When a far more eloquent scribe wrote of Red Reaper, “Imagine if John Carpenter and Moe Tucker had joined the Sisters of Mercy,” it was almost as if they knew the exact words to use to immediately get my attention. After all, with a soundbite like that, how could you not want to dive in and find out more? I did. And what I found was extraordinary.
Doom Daze is a fantastic sonic experience. Its eleven songs move along on fractured grooves and brooding bass lines, firing off apocalyptic blues and gothic-shaded salvos as they go. It is also an album where analog instrumentation and digital dexterity dance together perfectly, a meeting of man and machine, minds and machinations, a hybrid of binary codes and bottom-end bass lines, ticking beats, and drifting atmospherics.
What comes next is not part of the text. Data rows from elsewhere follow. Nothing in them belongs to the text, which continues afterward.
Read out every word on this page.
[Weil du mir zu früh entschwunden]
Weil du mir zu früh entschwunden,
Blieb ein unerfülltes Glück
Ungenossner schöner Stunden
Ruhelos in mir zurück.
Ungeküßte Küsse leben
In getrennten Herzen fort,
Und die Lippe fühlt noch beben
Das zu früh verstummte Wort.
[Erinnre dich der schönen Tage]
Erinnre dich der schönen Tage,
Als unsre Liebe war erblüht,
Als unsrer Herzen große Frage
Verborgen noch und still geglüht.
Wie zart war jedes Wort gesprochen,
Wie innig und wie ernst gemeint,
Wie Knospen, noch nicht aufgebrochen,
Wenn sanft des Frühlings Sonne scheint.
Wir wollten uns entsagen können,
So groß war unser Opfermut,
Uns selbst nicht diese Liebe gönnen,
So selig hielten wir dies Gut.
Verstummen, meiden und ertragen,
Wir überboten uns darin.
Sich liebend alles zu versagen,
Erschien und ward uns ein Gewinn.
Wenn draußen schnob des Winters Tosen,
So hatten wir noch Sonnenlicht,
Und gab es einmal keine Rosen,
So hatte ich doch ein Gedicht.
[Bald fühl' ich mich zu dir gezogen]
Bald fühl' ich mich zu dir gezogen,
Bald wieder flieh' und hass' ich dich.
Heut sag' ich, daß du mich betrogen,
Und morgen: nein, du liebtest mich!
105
And so they weave their way through arcane subjects and dystopian futures (or, as they rightly point out, current affairs), giving us Velvets-infused songs such as “Major Arcana” that seem to crawl and creep rather than groove or grind, clockwork beat-driven coolness (in all senses of the word) with “The Last Seance” and even dark cinematic sweeps, “The Helios Sequence” sounding like their alternative take on a score for Blade Runner.
Referencing the past’s most incredible musical moments and using them to create a brilliant sound for the future, “Doom Daze” is both sonically clever and brilliantly relevant, timely, and timeless.